The Prosecutors Council has announced a public call for the election of the special prosecutor and ten special prosecutor. The Chief State Prosecutor Ivica Stankovic has recently announced that the Special State Prosecutor’s Office should be established in June. Having adopted the judicial legislation, Montenegro completed the process of regulatory reform of the judiciary, thus clearly stating that the strengthening of the rule of law remain the country’s strategic priority.
There are increasing objections from the part of the European Union, regarding Montenegrin authorities’ need to improve struggle against corruption and organised crime. In the framework of the negotiations for chapter 23 and 24 the EU expects concrete results, while the Montenegrin government is generally focused on the adoption of legislations.
Compliments are still coming from Europe regarding the results achieved in the integration process, but it is becoming increasingly clear that for any future progress to be achieved it is necessary to produce concrete results in the fight against corruption and organized crime.

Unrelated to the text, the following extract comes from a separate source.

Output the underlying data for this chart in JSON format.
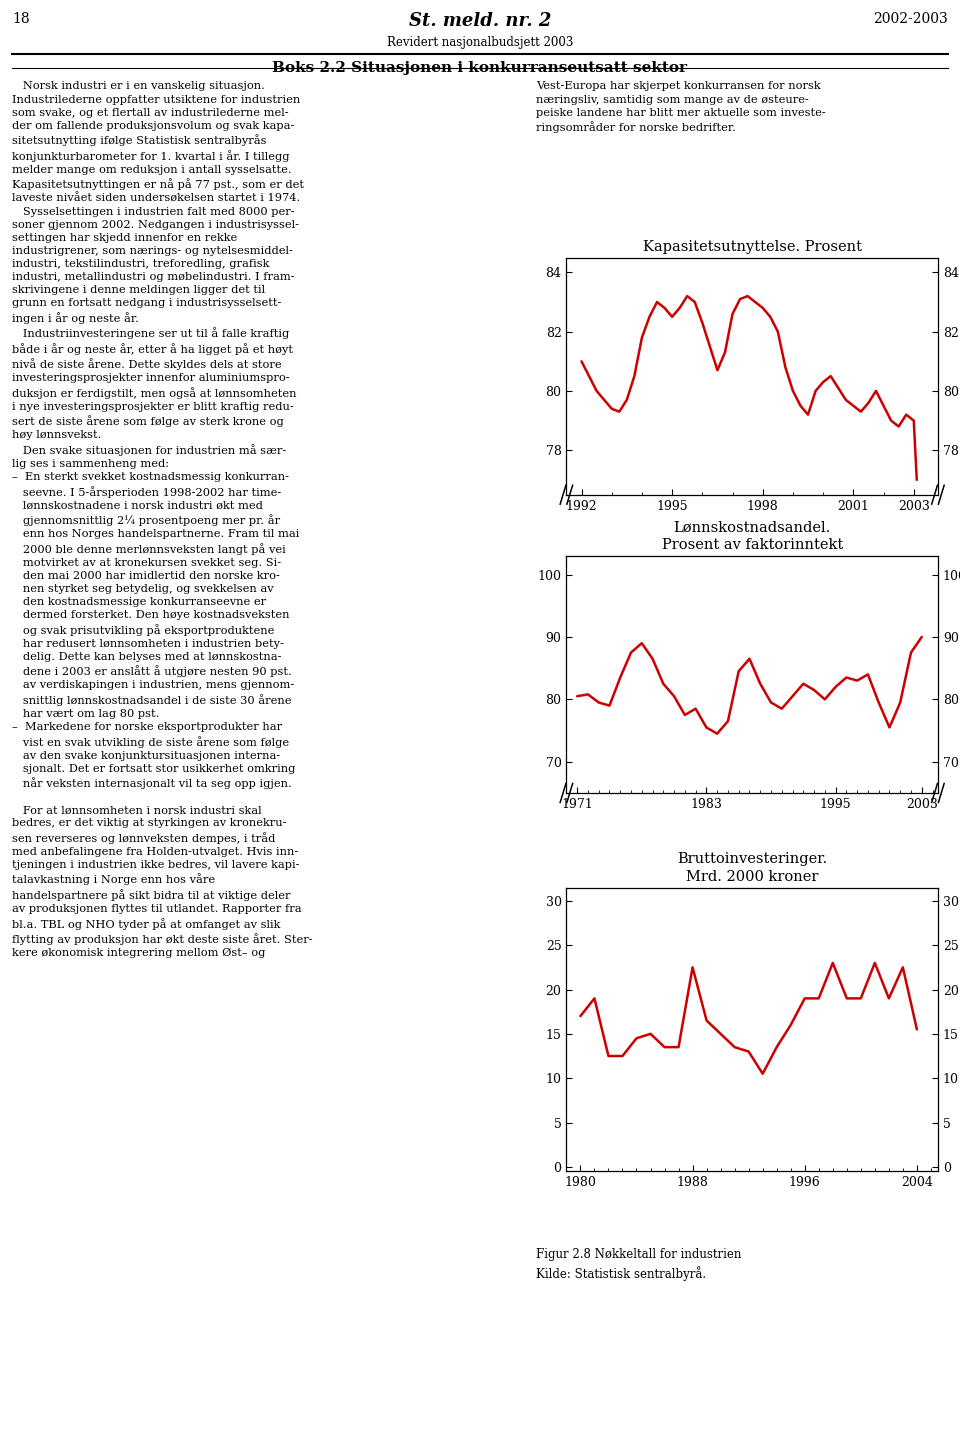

The rule of law remains the central theme of the future efforts of Montenegro towards the implementation of the negotiating agenda. Key suggestions of European partners are related to the need to strengthen the rule of law, freedom of Press and diligent respect for human rights. Most of these suggestions are only legally completed, while concrete and measurable results in these areas are still expected. Most of the problems were presented in the fulfillment of the Action Plan in chapter 23 and 24 that are relating to the rule of law and fundamental human rights. Some commitments that derive from the Action Plan have been seriously delayed, but no official warning came from Brussels on the issue.